L’association était conservée après ajustement pour les variables mentionnées ci-dessus. En particulier, même en ajustant pour la durée du sommeil en plus des autres variables, un sur-risque de 25 %, 32 % et 39 % demeurait respectivement pour les percentiles 50 - 70 %, 70 - 90 % et 90 - 100 %.
En outre, en comparant ces résultats à ceux des scores polygéniques prédisant le risque de DT2, les chercheurs ont établi que la différence de risque de survenue d’un DT2 entre les groupes les moins exposés et les plus exposés à la lumière la nuit était comparable à la différence observée entre les personnes ayant un risque génétique bas et un risque génétique modéré.
Quel serait le mécanisme impliqué ?
Le risque de DT2 apparaissait plus élevé pour les personnes dont l’amplitude circadienne pouvait être réduite et/ou la phase circadienne avancée ou retardée par les schémas lumineux par rapport à la moyenne du groupe.
Ces résultats sont en accord avec ceux de travaux expérimentaux et épidémiologiques montrant que l’exposition aux facteurs environnementaux capables de perturber les rythmes circadiens est liée à la physiopathologie du DT2. Par exemple, le dérèglement du rythme circadien par l’exposition à la lumière peut altérer la sécrétion d’insuline et la production hépatique de glucose, en les désynchronisant par rapport aux cycles comportementaux de nutrition, sommeil et activité physique.
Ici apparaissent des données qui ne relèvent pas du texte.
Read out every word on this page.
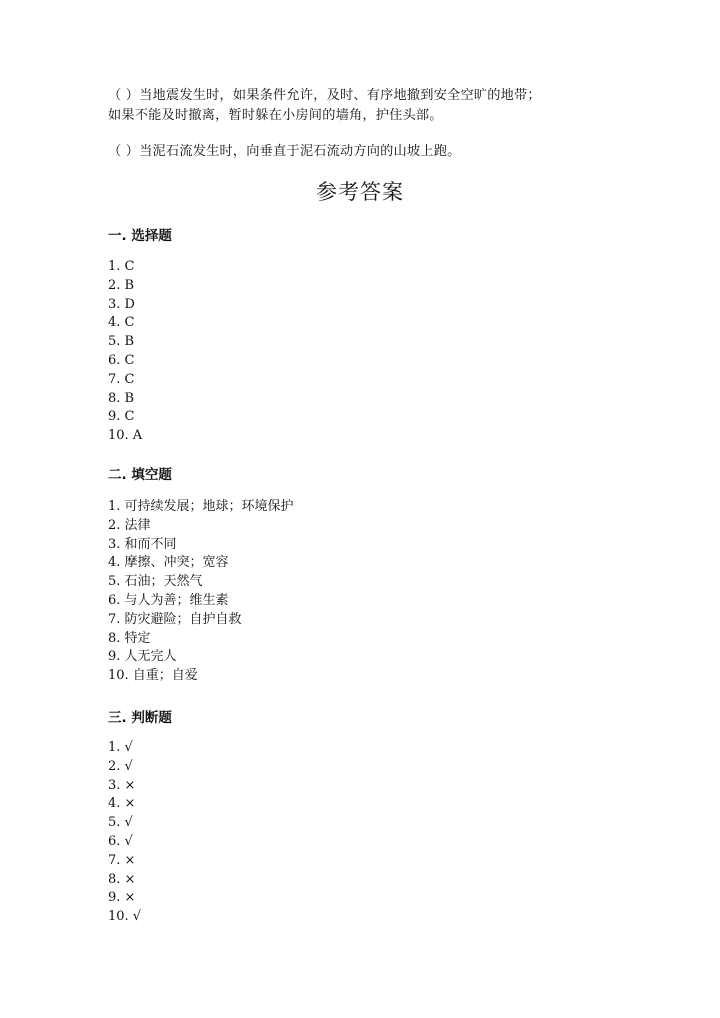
（ ）当地震发生时，如果条件允许，及时、有序地撤到安全空旷的地带；
如果不能及时撤离，暂时躲在小房间的墙角，护住头部。
（ ）当泥石流发生时，向垂直于泥石流动方向的山坡上跑。
参考答案
一. 选择题
1. C
2. B
3. D
4. C
5. B
6. C
7. C
8. B
9. C
10. A
二. 填空题
1. 可持续发展；地球；环境保护
2. 法律
3. 和而不同
4. 摩擦、冲突；宽容
5. 石油；天然气
6. 与人为善；维生素
7. 防灾避险；自护自救
8. 特定
9. 人无完人
10. 自重；自爱
三. 判断题
1. √
2. √
3. ×
4. ×
5. √
6. √
7. ×
8. ×
9. ×
10. √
Un décalage circadien persistant pourrait ainsi entraîner des taux de glucose postprandiaux élevés et favoriser le développement du DT2 par l’inflammation des adipocytes et la résistance à l’insuline.
Les résultats de cette étude indiquent que la réduction de l’exposition à la lumière pendant la nuit pourrait être une stratégie simple pour réduire le risque de DT2, y compris pour les personnes ayant un risque génétique élevé.
Les auteurs avertissent néanmoins que des études interventionnelles sont encore nécessaires pour établir un lien causal, et que de futurs travaux devraient aussi s’intéresser à des cohortes plus jeunes (l’âge moyen de celle-ci étant 62 ans, ses résultats ne sont pas généralisables) et tenir compte des facteurs non inclus dans cette analyse, notamment le moment de la prise des repas, qui peut aussi altérer les rythmes circadiens.